As readers of our blog posts on fracturing fluid disclosure know, just because a chemical hasn’t been identified as “hazardous” under OSHA Hazard Communication rules, it doesn’t necessarily mean the chemical isn’t dangerous.  OSHA regulations require that chemicals be identified as hazardous when studies show they could be dangerous in a workplace setting.  These regulations don’t look at the question of whether a chemical might be dangerous if exposure occurs through an environmental pathway.  Moreover, a chemical might be dangerous in both a workplace setting and through environmental exposure – but if the studies haven’t been done yet, OSHA regulations don’t require you to list it as hazardous.

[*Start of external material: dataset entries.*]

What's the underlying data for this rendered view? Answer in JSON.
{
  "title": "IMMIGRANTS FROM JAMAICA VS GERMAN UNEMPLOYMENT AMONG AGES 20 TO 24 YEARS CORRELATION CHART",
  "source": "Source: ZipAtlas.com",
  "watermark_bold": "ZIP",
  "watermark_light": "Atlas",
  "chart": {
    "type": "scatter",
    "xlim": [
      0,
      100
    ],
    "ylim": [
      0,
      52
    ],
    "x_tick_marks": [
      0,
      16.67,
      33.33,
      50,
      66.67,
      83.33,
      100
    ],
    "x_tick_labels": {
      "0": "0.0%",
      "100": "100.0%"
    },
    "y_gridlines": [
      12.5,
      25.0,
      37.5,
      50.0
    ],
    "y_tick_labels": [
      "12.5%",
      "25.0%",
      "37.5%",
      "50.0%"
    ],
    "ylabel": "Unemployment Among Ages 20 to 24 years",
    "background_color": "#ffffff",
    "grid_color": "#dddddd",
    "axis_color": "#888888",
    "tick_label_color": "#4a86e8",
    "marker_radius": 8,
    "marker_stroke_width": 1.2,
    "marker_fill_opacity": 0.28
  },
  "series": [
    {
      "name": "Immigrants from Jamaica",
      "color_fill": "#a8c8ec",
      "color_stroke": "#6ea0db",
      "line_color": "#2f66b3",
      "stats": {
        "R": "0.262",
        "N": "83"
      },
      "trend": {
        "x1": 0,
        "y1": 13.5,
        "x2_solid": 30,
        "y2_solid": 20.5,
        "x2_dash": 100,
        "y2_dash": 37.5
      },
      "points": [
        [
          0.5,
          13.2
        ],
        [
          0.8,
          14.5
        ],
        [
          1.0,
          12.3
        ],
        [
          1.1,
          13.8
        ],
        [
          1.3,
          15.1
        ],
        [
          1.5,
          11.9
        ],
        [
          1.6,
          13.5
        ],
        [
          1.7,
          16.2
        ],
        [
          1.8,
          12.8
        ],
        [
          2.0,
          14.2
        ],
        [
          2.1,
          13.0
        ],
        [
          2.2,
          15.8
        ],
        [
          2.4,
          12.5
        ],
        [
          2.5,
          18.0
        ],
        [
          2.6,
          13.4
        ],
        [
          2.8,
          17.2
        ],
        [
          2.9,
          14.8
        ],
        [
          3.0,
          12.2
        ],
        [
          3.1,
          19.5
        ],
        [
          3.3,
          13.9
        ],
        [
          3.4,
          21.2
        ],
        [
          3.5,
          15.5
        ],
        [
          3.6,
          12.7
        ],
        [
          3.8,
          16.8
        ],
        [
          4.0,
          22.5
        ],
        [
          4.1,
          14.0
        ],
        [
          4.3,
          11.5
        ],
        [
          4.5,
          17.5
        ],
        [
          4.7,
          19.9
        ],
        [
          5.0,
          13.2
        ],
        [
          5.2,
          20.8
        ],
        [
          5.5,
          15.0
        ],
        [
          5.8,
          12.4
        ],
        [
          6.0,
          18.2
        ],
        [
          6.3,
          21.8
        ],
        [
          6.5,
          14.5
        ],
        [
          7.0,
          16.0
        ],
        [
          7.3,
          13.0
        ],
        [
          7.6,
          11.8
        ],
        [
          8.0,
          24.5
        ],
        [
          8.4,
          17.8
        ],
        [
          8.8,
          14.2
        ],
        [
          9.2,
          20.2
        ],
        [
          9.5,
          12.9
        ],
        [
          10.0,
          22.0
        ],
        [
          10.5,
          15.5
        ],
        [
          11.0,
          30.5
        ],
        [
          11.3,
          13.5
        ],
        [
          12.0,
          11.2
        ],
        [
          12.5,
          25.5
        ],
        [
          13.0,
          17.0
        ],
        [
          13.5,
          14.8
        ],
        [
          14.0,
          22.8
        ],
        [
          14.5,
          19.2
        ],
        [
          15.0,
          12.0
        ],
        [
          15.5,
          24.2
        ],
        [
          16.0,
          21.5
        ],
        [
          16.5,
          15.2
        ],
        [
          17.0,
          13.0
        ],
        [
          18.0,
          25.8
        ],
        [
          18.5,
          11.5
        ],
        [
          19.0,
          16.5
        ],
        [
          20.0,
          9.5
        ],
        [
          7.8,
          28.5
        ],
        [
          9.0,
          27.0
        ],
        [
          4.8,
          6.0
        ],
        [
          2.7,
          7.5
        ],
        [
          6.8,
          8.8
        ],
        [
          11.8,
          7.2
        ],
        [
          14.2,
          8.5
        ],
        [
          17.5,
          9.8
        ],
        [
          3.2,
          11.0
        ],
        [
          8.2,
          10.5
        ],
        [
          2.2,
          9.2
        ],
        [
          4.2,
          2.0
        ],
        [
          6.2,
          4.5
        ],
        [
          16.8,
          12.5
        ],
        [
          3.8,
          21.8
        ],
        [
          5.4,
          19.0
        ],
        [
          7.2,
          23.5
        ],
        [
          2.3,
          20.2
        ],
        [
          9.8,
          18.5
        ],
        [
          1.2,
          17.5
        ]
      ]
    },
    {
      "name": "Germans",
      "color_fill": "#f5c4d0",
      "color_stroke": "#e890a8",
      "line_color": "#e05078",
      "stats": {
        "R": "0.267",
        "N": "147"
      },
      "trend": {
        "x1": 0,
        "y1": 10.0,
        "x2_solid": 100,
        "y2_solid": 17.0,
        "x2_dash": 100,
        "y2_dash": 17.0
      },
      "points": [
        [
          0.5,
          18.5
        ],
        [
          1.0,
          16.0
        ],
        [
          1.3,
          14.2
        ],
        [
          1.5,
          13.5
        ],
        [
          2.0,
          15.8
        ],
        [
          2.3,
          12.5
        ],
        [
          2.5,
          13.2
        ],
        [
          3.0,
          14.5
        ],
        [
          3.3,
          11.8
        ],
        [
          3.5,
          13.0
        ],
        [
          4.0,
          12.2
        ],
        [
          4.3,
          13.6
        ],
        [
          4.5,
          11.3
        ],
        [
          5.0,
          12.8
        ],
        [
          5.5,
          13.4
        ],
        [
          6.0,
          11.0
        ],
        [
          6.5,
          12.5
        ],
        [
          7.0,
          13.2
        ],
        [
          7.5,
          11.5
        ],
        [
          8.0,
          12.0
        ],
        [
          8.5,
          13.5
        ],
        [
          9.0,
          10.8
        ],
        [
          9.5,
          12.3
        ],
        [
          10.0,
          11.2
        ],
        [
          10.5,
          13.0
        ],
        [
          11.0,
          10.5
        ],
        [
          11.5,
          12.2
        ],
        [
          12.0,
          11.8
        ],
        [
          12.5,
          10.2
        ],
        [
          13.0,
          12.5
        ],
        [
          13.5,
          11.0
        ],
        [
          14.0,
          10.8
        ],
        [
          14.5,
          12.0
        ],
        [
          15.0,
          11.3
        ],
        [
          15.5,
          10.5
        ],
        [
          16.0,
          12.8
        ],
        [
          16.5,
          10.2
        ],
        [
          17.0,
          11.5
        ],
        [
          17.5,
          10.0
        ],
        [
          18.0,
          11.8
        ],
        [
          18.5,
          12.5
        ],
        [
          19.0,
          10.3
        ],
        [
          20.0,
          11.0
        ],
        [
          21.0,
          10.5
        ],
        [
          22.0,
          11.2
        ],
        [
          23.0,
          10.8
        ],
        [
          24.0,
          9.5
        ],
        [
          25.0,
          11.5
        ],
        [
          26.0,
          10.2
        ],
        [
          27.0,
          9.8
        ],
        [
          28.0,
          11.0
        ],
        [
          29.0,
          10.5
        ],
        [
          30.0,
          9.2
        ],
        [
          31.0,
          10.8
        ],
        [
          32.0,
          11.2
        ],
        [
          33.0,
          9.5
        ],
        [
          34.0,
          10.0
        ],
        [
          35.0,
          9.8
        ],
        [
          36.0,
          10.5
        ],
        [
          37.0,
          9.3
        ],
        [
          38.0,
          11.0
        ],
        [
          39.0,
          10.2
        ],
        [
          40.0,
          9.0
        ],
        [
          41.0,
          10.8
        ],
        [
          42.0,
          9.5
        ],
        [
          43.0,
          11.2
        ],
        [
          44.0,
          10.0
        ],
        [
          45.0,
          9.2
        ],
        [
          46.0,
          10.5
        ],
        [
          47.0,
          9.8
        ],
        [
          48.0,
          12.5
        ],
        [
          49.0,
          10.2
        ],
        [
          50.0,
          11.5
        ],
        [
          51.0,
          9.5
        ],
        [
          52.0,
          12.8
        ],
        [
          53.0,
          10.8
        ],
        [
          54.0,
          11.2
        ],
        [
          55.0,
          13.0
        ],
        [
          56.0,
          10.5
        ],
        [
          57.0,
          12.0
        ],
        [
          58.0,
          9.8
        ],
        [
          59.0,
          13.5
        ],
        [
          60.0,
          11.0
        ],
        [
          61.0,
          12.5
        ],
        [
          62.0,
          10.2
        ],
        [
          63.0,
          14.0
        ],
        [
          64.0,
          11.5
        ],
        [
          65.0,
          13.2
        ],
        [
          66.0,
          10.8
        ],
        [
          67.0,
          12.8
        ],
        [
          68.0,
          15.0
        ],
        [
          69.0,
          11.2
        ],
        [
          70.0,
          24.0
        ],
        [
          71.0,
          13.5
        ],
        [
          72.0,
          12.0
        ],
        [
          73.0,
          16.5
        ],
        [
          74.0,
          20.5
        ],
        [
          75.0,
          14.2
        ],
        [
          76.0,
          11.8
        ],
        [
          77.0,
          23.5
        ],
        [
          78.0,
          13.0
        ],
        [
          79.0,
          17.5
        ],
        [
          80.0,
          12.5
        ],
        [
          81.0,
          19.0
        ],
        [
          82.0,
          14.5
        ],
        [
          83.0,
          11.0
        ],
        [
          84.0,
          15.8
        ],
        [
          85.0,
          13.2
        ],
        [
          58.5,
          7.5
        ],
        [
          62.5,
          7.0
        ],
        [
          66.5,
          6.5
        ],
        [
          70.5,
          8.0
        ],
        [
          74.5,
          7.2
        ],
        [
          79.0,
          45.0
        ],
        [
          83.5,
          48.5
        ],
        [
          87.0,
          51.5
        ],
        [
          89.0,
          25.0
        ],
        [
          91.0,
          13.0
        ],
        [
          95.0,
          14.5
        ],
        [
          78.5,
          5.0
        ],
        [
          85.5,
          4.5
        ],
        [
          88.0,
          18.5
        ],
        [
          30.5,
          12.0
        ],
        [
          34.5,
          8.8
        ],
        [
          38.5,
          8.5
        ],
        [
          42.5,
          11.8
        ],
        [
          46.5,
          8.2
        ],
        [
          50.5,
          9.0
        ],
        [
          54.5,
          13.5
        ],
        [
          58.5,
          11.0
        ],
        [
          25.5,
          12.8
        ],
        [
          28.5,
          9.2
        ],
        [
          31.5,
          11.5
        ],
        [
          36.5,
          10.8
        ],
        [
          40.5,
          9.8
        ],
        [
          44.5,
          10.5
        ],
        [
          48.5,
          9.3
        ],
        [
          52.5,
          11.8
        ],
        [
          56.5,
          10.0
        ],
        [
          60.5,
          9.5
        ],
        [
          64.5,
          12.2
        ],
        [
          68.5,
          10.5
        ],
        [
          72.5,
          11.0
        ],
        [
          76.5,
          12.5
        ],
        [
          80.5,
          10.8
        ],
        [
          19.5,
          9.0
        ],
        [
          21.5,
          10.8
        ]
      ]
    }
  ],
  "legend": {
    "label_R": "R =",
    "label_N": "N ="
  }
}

According to industry, at least half of the chemicals used in hydraulic fracturing fluids don’t fall under these OSHA Hazard Communication rules.  And toxicological data on many, if not most, of these chemicals is very thin.  So requiring full disclosure of hydraulic fracturing chemicals is a critical first step toward building up our understanding of the risks they may present.

The Colorado disclosure rule isn’t perfect, but it’s darn good.  And with the provisions for searchability and full chemical disclosure, it has set a national standard on two key issues.